Isn't gay marriage at odds with Catholicism?
"Marriage equality isn't about Catholic marriage. All they were looking for was a civil right, a human right. They weren't looking for the church to marry them."
Asked if she is out of step with much Catholic doctrine, Sr Stan says she speaks out on issues when she feels the need to do so. She isn't bothered about the official church.
"I'm still a member. I go to Mass every day. I adhere to the principles and values of Christianity and Catholicism."
As well as homelessness, what riles Sr Stan is the system of direct provision for refugees and asylum seekers.
"It's awful. It would make you ashamed to be Irish the way we treat our foreign nationals. I set up the Immigrant Council of Ireland (in 2001) to promote and support the rights of immigrants. We're doing a lot there to prevent racism."
On the recent RTÉ television documentary, Being Stan: A Life in Focus, Sr Stan addressed questions regarding child abuse in the 1960s at St Joseph's Industrial School in Kilkenny, run by the Sisters of Charity.
"I was accused of being complicit," she says. "It was alleged I knew about the abuse. I knew I didn't know about the abuse."

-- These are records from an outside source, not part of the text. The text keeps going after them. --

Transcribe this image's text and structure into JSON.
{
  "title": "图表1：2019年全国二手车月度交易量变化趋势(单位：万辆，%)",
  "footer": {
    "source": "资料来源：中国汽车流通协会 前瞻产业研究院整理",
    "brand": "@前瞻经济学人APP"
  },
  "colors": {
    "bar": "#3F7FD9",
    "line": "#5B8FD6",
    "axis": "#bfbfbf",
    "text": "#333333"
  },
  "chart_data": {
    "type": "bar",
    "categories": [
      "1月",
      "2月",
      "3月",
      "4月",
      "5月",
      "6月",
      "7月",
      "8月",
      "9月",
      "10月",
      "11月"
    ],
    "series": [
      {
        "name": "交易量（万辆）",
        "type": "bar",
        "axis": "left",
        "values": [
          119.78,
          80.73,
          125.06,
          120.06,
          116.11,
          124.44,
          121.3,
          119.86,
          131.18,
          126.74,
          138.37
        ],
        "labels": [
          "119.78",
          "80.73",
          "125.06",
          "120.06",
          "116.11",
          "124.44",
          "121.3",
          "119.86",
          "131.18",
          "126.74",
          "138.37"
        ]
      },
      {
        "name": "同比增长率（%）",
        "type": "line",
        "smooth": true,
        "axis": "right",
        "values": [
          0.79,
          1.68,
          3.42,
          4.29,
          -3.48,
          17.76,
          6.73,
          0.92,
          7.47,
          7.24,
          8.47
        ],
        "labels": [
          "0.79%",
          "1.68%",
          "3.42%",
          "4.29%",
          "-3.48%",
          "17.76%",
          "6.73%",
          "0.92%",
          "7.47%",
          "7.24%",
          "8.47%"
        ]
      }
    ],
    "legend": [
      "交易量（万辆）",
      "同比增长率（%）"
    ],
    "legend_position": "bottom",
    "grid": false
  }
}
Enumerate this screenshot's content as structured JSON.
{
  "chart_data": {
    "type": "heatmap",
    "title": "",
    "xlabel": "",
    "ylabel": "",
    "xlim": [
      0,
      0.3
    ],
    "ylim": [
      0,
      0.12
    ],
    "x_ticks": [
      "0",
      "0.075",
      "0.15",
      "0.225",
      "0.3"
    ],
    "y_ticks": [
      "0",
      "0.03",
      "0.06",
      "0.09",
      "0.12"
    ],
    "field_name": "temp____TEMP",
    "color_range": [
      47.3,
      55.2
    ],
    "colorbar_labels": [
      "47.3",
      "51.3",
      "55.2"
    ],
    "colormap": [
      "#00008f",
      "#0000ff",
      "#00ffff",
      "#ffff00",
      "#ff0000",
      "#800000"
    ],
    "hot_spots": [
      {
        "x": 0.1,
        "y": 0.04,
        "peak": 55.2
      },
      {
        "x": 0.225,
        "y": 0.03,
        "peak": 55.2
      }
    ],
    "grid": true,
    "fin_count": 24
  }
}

Sr Stan was diagnosed with breast cancer at the end of 2018. It later went to the lymph nodes.
"I suppose I accepted the diagnosis and ensured I got proper treatment. I worked hard at my recovery. I couldn't work as I was going for surgery and therapies for the whole of 2019. I'm only recovered since Christmas."
She says her faith helped her through this difficult time.
Sr Stan describes herself as a positive person.
"You'd need to be in my work," says this spirited indomitable woman.